Bisakah pemasaran benar-benar mengubah preferensi kita? Kasus Pepsi vs. Coca-Cola

Bisakah pemasaran benar-benar mengubah preferensi kita? Kasus Pepsi vs. Coca-Cola / Organisasi, Sumber Daya Manusia dan Pemasaran

Beberapa tahun yang lalu, perusahaan PepsiCo, produsen minuman dan pembotolan Pepsi, meluncurkan kampanye iklan yang sangat istimewa. Itu dikenal di seluruh dunia sebagai "Tantangan Pepsi" dan pada dasarnya terdiri dari eksperimen sosial yang berusaha membuktikan bahwa masyarakat, secara umum, lebih menyukai cita rasa Pepsi ke Coca-Cola, yang, dan terus menjadi hari ini, merek pesaing utama.

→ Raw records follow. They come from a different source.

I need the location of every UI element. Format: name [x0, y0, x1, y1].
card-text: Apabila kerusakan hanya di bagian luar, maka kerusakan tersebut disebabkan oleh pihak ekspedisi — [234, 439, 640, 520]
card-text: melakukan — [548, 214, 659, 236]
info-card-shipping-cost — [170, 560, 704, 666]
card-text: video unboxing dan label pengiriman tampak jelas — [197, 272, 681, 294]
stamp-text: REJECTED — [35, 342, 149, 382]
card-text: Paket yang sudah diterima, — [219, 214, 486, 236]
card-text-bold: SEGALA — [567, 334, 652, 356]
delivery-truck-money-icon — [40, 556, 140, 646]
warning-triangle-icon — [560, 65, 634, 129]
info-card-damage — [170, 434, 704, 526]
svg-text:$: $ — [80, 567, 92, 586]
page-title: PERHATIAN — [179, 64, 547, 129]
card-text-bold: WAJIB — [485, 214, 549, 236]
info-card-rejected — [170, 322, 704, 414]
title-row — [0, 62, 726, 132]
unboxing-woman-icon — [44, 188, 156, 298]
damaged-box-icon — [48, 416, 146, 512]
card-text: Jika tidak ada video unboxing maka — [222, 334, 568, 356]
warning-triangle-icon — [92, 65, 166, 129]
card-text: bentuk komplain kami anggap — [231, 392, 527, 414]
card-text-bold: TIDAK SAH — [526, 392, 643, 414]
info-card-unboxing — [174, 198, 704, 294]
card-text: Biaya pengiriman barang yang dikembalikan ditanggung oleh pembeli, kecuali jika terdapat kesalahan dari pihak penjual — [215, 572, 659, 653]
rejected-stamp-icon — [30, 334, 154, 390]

Di tempat-tempat umum di banyak kota di seluruh dunia mencicipi meja ditempatkan di mana orang bisa mencicipi kedua minuman ringan, di bawah prosedur yang disebut "blind tasting". Artinya, para peserta minum seteguk salah satu minuman, lalu mencicipi seteguk yang lain, dan kemudian mereka harus menentukan preferensi mereka, menyatakan yang mana dari dua yang paling mereka sukai..

Seperti yang diharapkan perusahaan, kebanyakan orang mengatakan mereka lebih menyukai Pepsi. Tentu saja, perusahaan berhati-hati bahwa hasil ini diungkapkan dan diketahui bahkan di bagian terakhir dari planet ini.

Pemasaran yang efektif: reaksi Coca-Cola

Tanggapan dari Coca-Cola tidak lama datang. Pertama mereka meletakkan teriakan di langit, dan kemudian mereka mulai meniru kampanye iklan, tapi kali ini, jelas, mulai dari premis yang persis berseberangan..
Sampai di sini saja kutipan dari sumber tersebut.